Since I do receive this question via email quite a lot, I will answer it as an FAQ.
I use JUnit in my online training courses, and in my book. I do not do this because I consider it ‘better’ than TestNG. I do it because I consider it simpler to use and understand than TestNG, and that it has better documentation online.
In my experience of production work, I have only used TestNG on one project. On all other projects JUnit was the test execution tool that we used. So I extrapolate from that, that people are more likely to encounter JUnit experience in their day to day job, than TestNG experience. And that experience is useful to draw upon, when learning.
TestNG and JUnit are both very similar for simple actions, so most of what you need to know on my courses applies to both tools.
I have worked with TestNG on one project. And on that project, it was only the test team that used it. Everyone else used JUnit. The test team used it because of its branding as a “Functional” test tool, and not just a Unit test tool. e.g. the tagging and dependencies etc. This was years ago and there were considerable differences between the tools at this point. I think JUnit was still JUnit v 3 and the TestNG book had just been released. Also the people making the decision were not particularly experienced in the test execution frameworks. In fact, it was I that chose to use it, because I saw many people online saying it was better for ‘functional’ testing e.g GUI testing and API testing.

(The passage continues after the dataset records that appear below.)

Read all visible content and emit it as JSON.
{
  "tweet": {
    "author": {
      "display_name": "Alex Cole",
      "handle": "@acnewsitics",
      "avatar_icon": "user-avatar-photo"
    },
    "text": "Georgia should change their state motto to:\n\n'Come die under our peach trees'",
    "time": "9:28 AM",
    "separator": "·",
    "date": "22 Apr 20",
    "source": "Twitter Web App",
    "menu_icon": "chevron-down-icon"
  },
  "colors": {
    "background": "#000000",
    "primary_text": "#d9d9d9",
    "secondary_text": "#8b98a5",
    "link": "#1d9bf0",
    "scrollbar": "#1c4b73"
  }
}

In the end, we moved over to JUnit. Not because TestNG was ‘bad’, but because JUnit was a better fit for our applications, process and environment:
- JUnit 4 came out
- We could do pretty much what we wanted in either tool
- Our developers knew and use JUnit so we could use their experience
- It dropped one barrier from having shared code ownership with the development team
- JUnit documentation online was easier to use and understand than the TestNG book
In my production work now, I try to keep my test code as simple as I can, so I often avoid the advanced features of JUnit, and the advanced features of TestNG, meaning there is less to distinguish between them.
When I look at the maintenance and documentation over time, I see JUnit as having undergone more change and maintenance than TestNG, with JUnit deliberately trying to focus on its core strengths and delegate ‘side’ functionality (e.g. assertions and matching) off to Hamcrest. Thereby keeping it simpler.
JUnit data driven testing isn’t simple. But I found TestNG data providers were not that simple to get my head around when I started either. But JUnit data driven does pretty much what I need, and I can always try JUnit params if I think I need to make it easier.
So, to summarise, I use JUnit on my training because:
- I use it in production
- Most of the production teams I have worked with use JUnit
- I think JUnit is easier for beginners to work with
- JUnit has more online resources to help
- I think the basic JUnit skills you learn are transferrable to TestNG, if you use that on your site
Feel free to evaluate the features of both on your site and make your own informed decision, once you have learned the basics of the automation you need to do.